What really happens when a sex worker turns to Ruhama for help:
Slim and Nun
by Maggie McNeill
For many years, Irish sex workers dreaded being captured by cops and imprisoned in the Magdalene laundries, where they were enslaved by nuns and forced into a life of unremitting toil to “cleanse” them from their “sins”. The last Magdalene laundry was closed only 19 years ago, but the nuns who ran these torture chambers did not merely go away; their zeal to torment and punish whores was so great that they re-invented themselves as Ruhama and rebranded their anti-whore crusade as a fight against “sex trafficking” and “pimps”, whom they depict as hiding behind every bush and lamppost like some sort of oversized fetish leprechaun. Longtime readers will remember that Ruhama is the chief force behind “Turn Off the Red Light”, a campaign to impose the Swedish model on Ireland; to that end they have fed tons of bullshit to obsequious Irish politicians and employed shills and sock puppets to sell their tragedy porn to the credulous press. My friend Laura Lee has been at the forefront of the fight against them for years, and on Wednesday she called my attention to the testimony of a sex worker who went in undercover to see what Ruhama really offers sex workers who come to them for help:
I decided to go to Ruhama after seeing their posters around train stations whilst touring. The posters advertised a number to text as part of their REACH Project, so I decided to contact them directly. I was aware that there was a lack of resources for sex workers to access support, and the one organisation that seemed to dominate the media coverage of the issue was Ruhama, so I decided to see what they would offer me. The Services Manager, Sheila Crowley, called to give me an appointment to see her, and a week later I found myself standing outside a pub across from St. Patrick’s college waiting to meet her. As we walked down towards her office I was told about the religious history of most of the buildings that we passed; going through the entrance to Ruhama felt like entering an old church, as their offices are located in All Hallows College (which has been run by the Vincentians since 1892).
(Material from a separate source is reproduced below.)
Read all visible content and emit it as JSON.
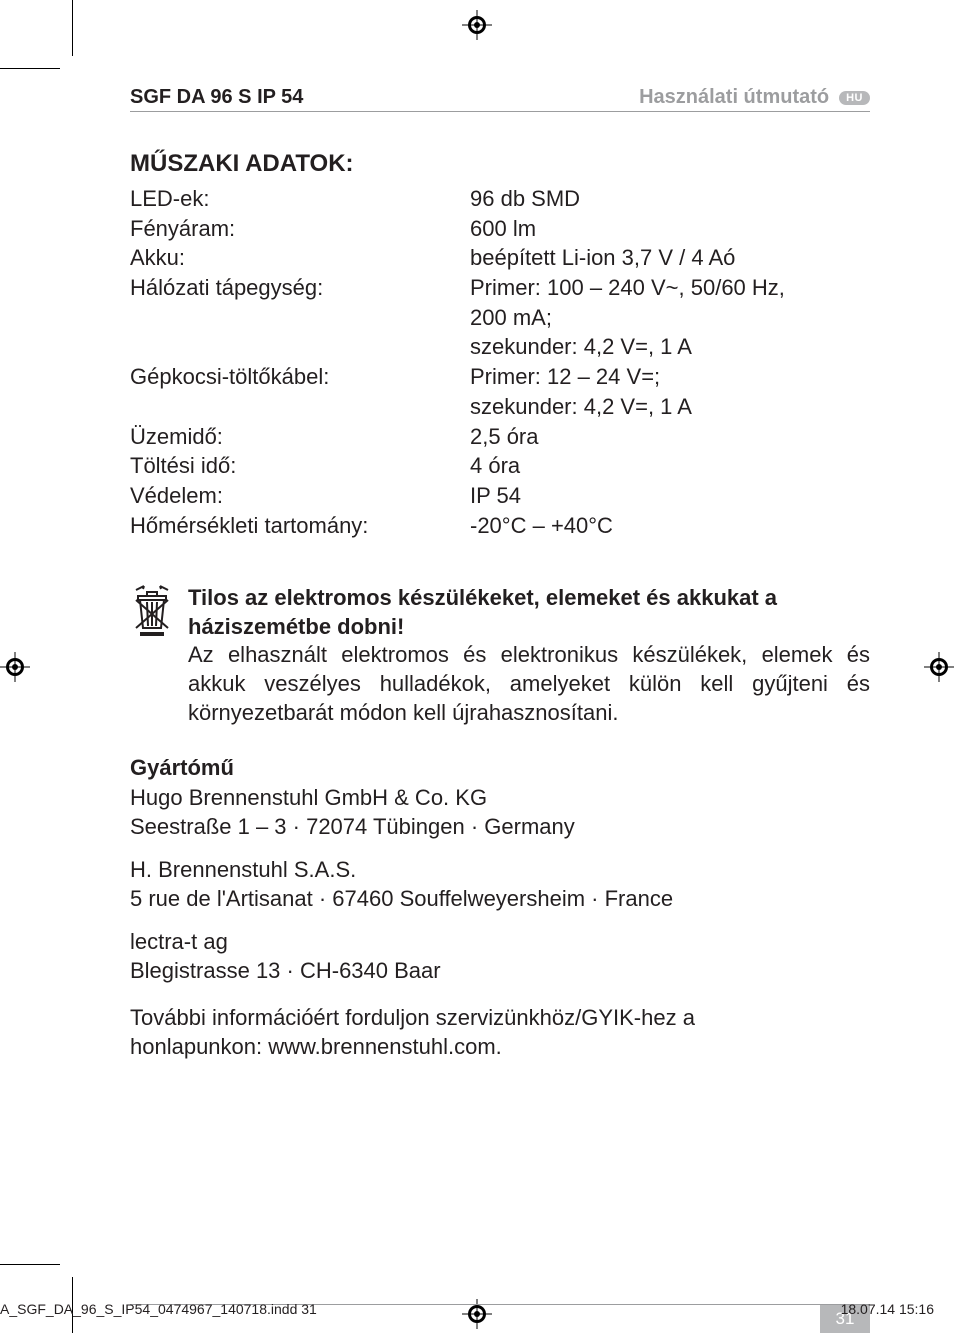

I sat down with Sheila and discussed my financial concerns; I told her of my desire to go to full time education and the consequent worries of paying for the fees and not having enough time to work to earn the money to pay my bills and college fees. She discussed the different supports that Ruhama offers to sex workers, and explained that some women don’t want to leave the industry and just want practical support. However, she then said that after meeting with a Key Worker, it usually turns out that they do want to leave after all. She seemed to be telling me that sex workers don’t really know what we need, but that people who don’t live our lives would be able to convince us that what we need is to leave the sex industry. It would therefore seem reasonable to assume that Ruhama would be eager to offer whatever practical support we was necessary to achieve that end, but such was not the case; as the meeting went on, it became clear that practical support wasn’t on offer. In fact, Sheila told me that they don’t have the financial resources to offer the kind of practical support I was expecting. This surprised me as I was aware that the EU had awarded a grant of €284,302 to the REACH Project; the beneficiaries of which are the Irish Department of Justice and Equality and Ruhama. In fact, as I write this, Ruhama have just launched a new campaign targeting the clients of sex workers; it would seem to me that Ruhama are more invested in awareness campaigns with no substance behind them instead of actually providing us with any real help when we come to them.
I’ve heard the audio recording this young woman secretly made during the interview; Crowley tells her to go on the dole for a while because she isn’t going to be able to get a regular job without references. No assistance, not even a job program; just emotional support and verbal urging to stop doing sex work. What struck me the most, however, was that Crowley clearly understands the reality of sex work quite well, despite Ruhama’s promotion of nonsensical “pimp” and “exploitation” mythology; she understands touring and advertising, recognizes that independent girls outnumber those with managers (“traffickers”) and even gets that most clients are very decent. Her issue with sex work seems to be due to some sort of belief in contamination, so that if three girls work together and the landlord doesn’t evict the one with a boyfriend, that makes the other two complicit in “trafficking” (or something like that; I had trouble following her “logic”). It just goes to show Ruhama’s incredible duplicity, spreading lies they know to be lies in order to further their rotten agenda.